直接の原因は、新型コロナウイルス感染症拡大に伴う売上不振です。
ただ、レナウンは以前から経営状況が芳しくなく以前から苦しんでいたようです。
また、中国関連企業への売掛金50億円の回収ができなかったことも大きな理由となっています。
上場企業の経営破綻は今年初
帝国データバンクによると、上場企業の経営破綻は今年初めてになるとのことです。
新型コロナィルス感染症拡大による経済縮小の影響が大手企業にまで及ぶこととなりました。
レナウンの負債総額は138億7900万円です。
今後は、管財人の下でスポンサーを探し、再建を目指すとしています。
- 今年に入ってからの売上状況
レナウンの3月の店頭売上高は前年同月比42.5%減と大幅に減少しました。
更に、4月には81.0%減と大きく落ち込んでいます。
理由は、主力販路である百貨店の休業です。
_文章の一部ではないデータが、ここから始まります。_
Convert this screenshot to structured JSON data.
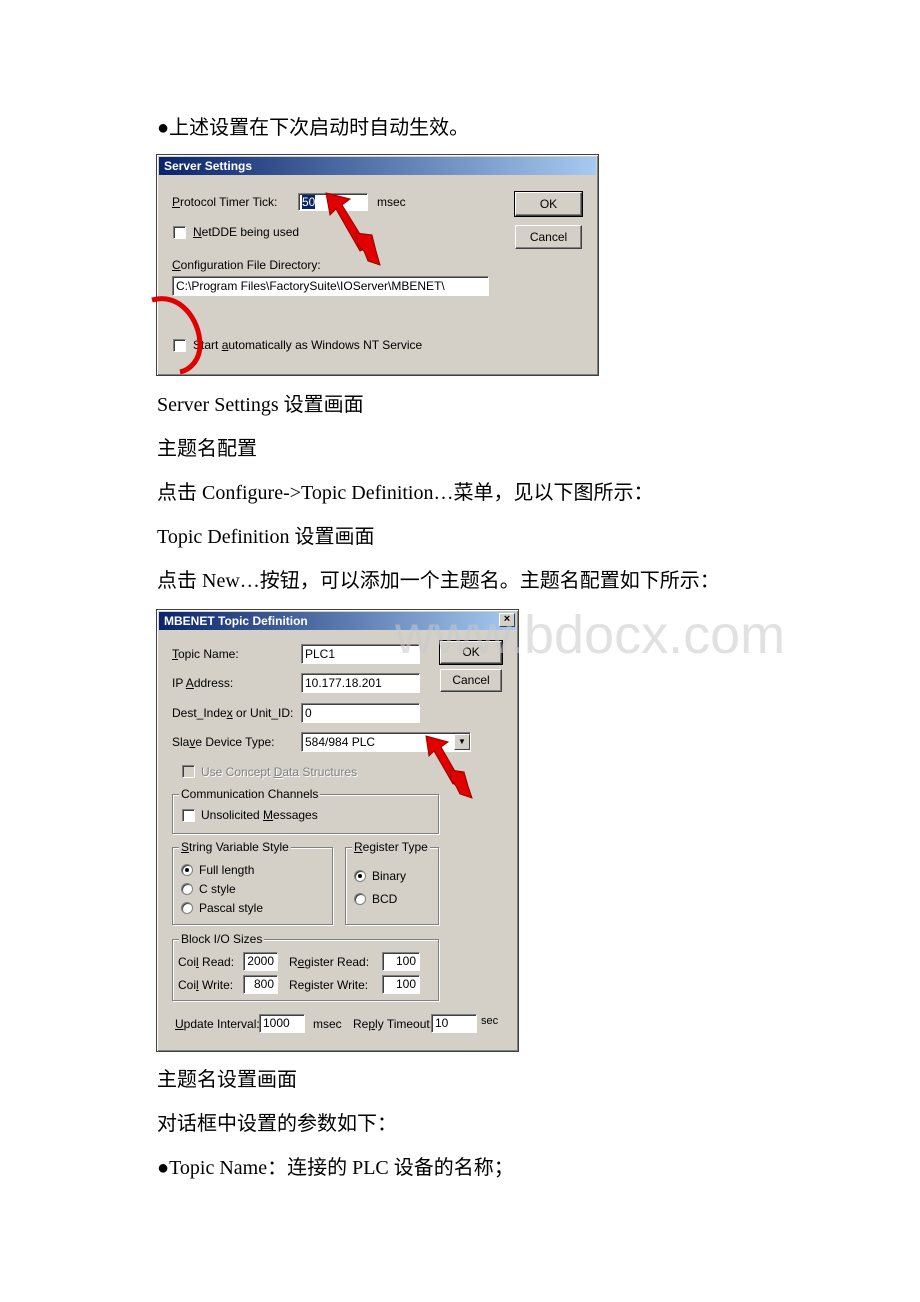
{
  "document": {
    "paragraphs": [
      "●上述设置在下次启动时自动生效。",
      "Server Settings 设置画面",
      "主题名配置",
      "点击 Configure->Topic Definition…菜单，见以下图所示：",
      "Topic Definition 设置画面",
      "点击 New…按钮，可以添加一个主题名。主题名配置如下所示：",
      "主题名设置画面",
      "对话框中设置的参数如下：",
      "●Topic Name：连接的 PLC 设备的名称；"
    ],
    "watermark": "www.bdocx.com"
  },
  "server_settings": {
    "title": "Server Settings",
    "protocol_timer_tick": {
      "label_u": "P",
      "label_rest": "rotocol Timer Tick:",
      "value": "50",
      "unit": "msec"
    },
    "netdde": {
      "label_u": "N",
      "label_rest": "etDDE being used",
      "checked": false
    },
    "config_dir": {
      "label_u": "C",
      "label_rest": "onfiguration File Directory:",
      "value": "C:\\Program Files\\FactorySuite\\IOServer\\MBENET\\"
    },
    "start_service": {
      "label_pre": "Start ",
      "label_u": "a",
      "label_rest": "utomatically as Windows NT Service",
      "checked": false
    },
    "ok_label": "OK",
    "cancel_label": "Cancel",
    "annotation_color": "#e00000"
  },
  "topic_definition": {
    "title": "MBENET Topic Definition",
    "close_icon": "×",
    "topic_name": {
      "label_u": "T",
      "label_rest": "opic Name:",
      "value": "PLC1"
    },
    "ip_address": {
      "label_pre": "IP ",
      "label_u": "A",
      "label_rest": "ddress:",
      "value": "10.177.18.201"
    },
    "dest_index": {
      "label_pre": "Dest_Inde",
      "label_u": "x",
      "label_rest": " or Unit_ID:",
      "value": "0"
    },
    "slave_device": {
      "label_pre": "Sla",
      "label_u": "v",
      "label_rest": "e Device Type:",
      "value": "584/984 PLC"
    },
    "use_concept": {
      "label_pre": "Use Concept ",
      "label_u": "D",
      "label_rest": "ata Structures",
      "checked": false,
      "disabled": true
    },
    "comm_channels": {
      "title": "Communication Channels",
      "unsolicited": {
        "label_pre": "Unsolicited ",
        "label_u": "M",
        "label_rest": "essages",
        "checked": false
      }
    },
    "string_style": {
      "title_u": "S",
      "title_rest": "tring Variable Style",
      "options": [
        "Full length",
        "C style",
        "Pascal style"
      ],
      "selected": "Full length"
    },
    "register_type": {
      "title_u": "R",
      "title_rest": "egister Type",
      "options": [
        "Binary",
        "BCD"
      ],
      "selected": "Binary"
    },
    "block_io": {
      "title": "Block I/O Sizes",
      "coil_read": {
        "label_pre": "Coi",
        "label_u": "l",
        "label_rest": " Read:",
        "value": "2000"
      },
      "coil_write": {
        "label_pre": "Coi",
        "label_u": "l",
        "label_rest": " Write:",
        "value": "800"
      },
      "register_read": {
        "label_pre": "R",
        "label_u": "e",
        "label_rest": "gister Read:",
        "value": "100"
      },
      "register_write": {
        "label_pre": "Register Write:",
        "value": "100"
      }
    },
    "update_interval": {
      "label_u": "U",
      "label_rest": "pdate Interval:",
      "value": "1000",
      "unit": "msec"
    },
    "reply_timeout": {
      "label_pre": "Re",
      "label_u": "p",
      "label_rest": "ly Timeout:",
      "value": "10",
      "unit": "sec"
    },
    "ok_label": "OK",
    "cancel_label": "Cancel"
  }
}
これでとどめをさされたのです。
簡易な経営分析ができるサイトがあります
- 中小企業基盤整備機構が提供し、無料で誰でも利用できます
今回の経営分析は中小企業基盤整備機構が無料で提供している「経営自己診断システム」を使いました。
経営自己診断システムのトップ画像
ちょっと経営分析してみるには手ごろに使えると思います。
レナウンの有価証券報告書を入手
- 有価証券報告書はレナウンのホームページで入手できます
レナウンのサイト右上に株主・投資家情報ページへのリンクメニューがあります。
そこをクリックすると、会社の決算書を含む有価証券報告書を入手できるページに飛びます。
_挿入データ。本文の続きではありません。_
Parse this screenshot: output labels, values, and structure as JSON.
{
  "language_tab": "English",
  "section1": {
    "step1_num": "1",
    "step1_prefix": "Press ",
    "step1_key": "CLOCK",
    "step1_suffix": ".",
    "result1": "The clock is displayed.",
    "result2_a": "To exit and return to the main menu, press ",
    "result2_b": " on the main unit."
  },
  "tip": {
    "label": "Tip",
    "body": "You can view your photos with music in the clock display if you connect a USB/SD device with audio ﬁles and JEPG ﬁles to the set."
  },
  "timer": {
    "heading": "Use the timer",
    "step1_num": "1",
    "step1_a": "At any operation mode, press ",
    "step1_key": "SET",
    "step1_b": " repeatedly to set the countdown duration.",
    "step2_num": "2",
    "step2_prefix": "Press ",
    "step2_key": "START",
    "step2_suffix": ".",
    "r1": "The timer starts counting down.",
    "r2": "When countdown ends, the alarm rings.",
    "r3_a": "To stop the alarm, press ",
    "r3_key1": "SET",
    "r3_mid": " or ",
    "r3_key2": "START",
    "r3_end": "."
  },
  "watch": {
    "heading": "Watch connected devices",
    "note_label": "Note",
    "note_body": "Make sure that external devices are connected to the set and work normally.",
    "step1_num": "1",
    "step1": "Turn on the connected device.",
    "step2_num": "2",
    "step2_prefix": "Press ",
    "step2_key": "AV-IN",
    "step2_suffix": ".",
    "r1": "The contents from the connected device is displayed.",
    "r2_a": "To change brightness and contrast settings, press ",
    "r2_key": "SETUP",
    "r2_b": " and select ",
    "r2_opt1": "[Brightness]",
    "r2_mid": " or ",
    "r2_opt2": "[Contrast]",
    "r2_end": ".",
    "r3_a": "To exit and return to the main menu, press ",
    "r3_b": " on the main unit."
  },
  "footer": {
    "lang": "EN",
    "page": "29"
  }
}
KAZUTOYOが利用した部分のページだけをPDFでアップします。
決算書の数値を「経営自己診断システム」に入力していけばよいのです。
レナウンの簡易な経営分析
- 経営自己診断システムに入力
経営自己診断システムに数値を入力します。
以下のようになりました。
総合診断結果
- 収益性が悪い
総合診断結果では、以下の結果となりました。
診断結果はPDFファイルでダウンロードできます。
総合診断結果
数値が小さいものほど悪いということです。
悪い順に並べると
- 収益性(1.6)
- 成長性(3.0)
- 効率性(3.7)
となっています。
診断結果は青信号という評価です。
個別指標診断結果
- 個別指標を表示させる
個別指標を表示させると次のようになりました。
個別指標診断結果
個別でも収益性と成長性は悪いと判断できます。
資金繰診断結果
- 資金繰は悪くはない
資金繰診断結果
資金繰診断結果を表示させると、合計得点が82点、判定結果は安全ゾーンとなっています。
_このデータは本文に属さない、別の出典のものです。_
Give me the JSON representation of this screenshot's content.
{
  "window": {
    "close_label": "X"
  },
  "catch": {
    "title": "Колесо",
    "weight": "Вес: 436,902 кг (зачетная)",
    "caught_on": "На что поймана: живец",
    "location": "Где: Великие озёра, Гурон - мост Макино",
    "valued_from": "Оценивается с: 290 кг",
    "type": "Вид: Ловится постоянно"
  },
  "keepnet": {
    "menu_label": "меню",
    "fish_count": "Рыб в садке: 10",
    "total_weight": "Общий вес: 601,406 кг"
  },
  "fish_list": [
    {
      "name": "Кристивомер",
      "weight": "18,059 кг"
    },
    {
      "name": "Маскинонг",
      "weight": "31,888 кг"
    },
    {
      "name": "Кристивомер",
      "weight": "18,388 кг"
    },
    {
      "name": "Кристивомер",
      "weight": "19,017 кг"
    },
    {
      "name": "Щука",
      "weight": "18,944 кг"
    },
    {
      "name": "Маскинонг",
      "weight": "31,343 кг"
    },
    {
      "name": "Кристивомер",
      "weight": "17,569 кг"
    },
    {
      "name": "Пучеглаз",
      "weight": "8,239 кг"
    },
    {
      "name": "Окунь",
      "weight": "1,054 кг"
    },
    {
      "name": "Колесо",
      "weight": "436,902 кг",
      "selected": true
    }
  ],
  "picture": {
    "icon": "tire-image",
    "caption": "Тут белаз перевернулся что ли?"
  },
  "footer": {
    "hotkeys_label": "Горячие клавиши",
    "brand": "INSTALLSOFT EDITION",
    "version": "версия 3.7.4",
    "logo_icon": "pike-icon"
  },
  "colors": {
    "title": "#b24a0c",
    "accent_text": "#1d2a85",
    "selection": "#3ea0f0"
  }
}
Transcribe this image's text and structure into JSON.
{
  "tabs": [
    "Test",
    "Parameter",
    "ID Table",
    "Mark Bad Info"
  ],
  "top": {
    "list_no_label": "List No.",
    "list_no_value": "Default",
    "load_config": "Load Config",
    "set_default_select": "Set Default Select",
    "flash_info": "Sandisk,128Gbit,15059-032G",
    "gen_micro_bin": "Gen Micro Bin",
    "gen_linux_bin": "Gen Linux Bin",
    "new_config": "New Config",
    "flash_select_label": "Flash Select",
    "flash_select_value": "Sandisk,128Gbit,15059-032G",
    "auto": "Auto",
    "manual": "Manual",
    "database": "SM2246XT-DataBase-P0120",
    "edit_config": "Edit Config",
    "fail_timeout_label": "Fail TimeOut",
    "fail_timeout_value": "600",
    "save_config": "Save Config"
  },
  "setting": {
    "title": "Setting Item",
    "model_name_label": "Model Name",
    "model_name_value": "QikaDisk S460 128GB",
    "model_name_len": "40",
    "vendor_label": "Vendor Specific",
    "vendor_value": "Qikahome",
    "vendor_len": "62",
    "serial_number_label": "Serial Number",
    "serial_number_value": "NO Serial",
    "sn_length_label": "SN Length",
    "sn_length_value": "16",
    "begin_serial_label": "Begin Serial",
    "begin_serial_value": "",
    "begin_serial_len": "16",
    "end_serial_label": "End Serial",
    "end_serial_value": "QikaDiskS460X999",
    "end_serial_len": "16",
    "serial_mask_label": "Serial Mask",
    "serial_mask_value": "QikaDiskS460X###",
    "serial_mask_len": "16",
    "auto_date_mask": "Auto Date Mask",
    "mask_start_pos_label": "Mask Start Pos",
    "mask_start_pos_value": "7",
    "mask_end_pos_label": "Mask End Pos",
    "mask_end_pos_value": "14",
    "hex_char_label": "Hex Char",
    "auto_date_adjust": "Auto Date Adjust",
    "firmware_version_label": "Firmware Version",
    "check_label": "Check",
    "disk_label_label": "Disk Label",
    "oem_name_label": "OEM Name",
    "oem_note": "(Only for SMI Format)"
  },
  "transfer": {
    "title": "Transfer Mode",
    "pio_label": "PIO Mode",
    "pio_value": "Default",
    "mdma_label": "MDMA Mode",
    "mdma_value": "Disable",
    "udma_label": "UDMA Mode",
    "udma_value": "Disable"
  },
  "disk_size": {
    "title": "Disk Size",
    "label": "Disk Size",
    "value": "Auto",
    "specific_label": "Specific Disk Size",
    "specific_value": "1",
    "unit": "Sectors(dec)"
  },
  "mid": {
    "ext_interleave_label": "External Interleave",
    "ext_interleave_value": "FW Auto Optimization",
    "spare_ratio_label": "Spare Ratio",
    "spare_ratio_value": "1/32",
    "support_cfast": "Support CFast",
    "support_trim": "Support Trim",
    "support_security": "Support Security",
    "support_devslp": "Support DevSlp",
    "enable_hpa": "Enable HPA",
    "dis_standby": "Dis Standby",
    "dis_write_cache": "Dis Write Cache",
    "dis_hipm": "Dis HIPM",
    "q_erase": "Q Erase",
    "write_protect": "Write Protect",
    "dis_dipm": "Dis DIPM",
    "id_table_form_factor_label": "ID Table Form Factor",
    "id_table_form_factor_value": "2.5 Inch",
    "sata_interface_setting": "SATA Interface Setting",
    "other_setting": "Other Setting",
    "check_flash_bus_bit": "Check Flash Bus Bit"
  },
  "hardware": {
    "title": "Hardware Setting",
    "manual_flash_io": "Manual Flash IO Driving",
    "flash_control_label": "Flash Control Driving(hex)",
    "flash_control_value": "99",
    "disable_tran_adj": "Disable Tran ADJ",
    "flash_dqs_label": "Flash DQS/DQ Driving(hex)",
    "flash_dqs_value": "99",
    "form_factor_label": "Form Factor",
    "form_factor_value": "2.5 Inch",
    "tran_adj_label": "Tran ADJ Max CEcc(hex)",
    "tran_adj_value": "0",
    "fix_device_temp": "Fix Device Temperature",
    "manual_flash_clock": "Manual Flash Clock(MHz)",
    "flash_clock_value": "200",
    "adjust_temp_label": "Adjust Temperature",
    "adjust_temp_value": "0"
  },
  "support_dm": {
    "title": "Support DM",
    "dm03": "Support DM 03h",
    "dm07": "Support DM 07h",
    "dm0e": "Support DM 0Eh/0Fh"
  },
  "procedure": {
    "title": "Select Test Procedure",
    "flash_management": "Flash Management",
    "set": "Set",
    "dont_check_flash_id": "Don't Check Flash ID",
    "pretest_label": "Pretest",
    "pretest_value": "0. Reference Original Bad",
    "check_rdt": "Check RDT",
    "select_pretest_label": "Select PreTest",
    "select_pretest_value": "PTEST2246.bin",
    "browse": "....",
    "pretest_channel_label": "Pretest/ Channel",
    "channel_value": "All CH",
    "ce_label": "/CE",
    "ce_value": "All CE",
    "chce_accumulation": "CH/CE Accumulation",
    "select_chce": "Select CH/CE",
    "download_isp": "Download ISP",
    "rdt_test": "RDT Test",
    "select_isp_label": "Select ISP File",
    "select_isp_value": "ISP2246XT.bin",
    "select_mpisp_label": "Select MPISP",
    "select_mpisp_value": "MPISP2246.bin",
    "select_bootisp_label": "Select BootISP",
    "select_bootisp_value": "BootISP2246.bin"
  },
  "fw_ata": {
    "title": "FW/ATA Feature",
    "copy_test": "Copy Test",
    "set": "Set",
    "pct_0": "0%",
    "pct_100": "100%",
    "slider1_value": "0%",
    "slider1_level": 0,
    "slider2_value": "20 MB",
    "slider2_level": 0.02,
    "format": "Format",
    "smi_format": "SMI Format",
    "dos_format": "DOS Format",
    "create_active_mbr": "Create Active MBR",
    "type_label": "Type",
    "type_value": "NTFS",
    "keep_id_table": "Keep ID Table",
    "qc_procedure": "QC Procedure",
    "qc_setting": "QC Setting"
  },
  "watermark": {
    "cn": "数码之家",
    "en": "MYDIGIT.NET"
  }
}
デフォルト企業群(債務不履行に陥った企業群)よりはるかに良い結果ですし、業界標準企業よりもずっと良好な成績といえます。。
キャッシュフロー計算書の分析
「経営自己診断システム」にはキャッシュフローについての分析はないので、ざっとキャッシュフロー計算書を見てみました。
- キャッシュフロー計算書の構造
キャッシュフロー計算書は3つの部分に分かれています。
- 営業活動キャッシュフロー(本業でキャッシュが得られているか?)
- 投資活動キャッシュフロー(投資でキャッシュが得らえているか?)
- 財務活動キャッシュフロー(金融機関を通してキャッシュを得られているか?)
の3つです。
営業活動でキャッシュを生み出すことが基本です。
レナウンのキャッシュフロー分析
- キャッシュの減少が止まらない
営業活動キャッシュフロー
2年連続赤字で、営業活動でキャッシュを減らしています。
投資活動キャッシュフロー
2019年に有形固定資産を売却し、若干キャッシュを生み出しています。
財務活動キャッシュフロー
2019年には借入は行っておらず、返済のみでキャッシュを減らしています。
トータルで見ると、レナウンの保有するキャッシュ(現金預金)は3年間で91億円⇒78億円⇒33億円と減少していることがわかります。
KAZUTOYOの感想
- 当面成長が見込めないための撤退
「経営自己診断システム」の結果を見ると、そう悪くはない数字です。
KAZUTOYOも「あれ、けっこういいじゃん」と感じました。
安全性の代表的な指標である流動比率も良好ですし、自己資本比率も十分なのです。
KAZUTOYOは中小企業診断士として、中小企業の決算書を数多く見てきましたが、レナウンの決算書は特にひどいとは感じませんでした。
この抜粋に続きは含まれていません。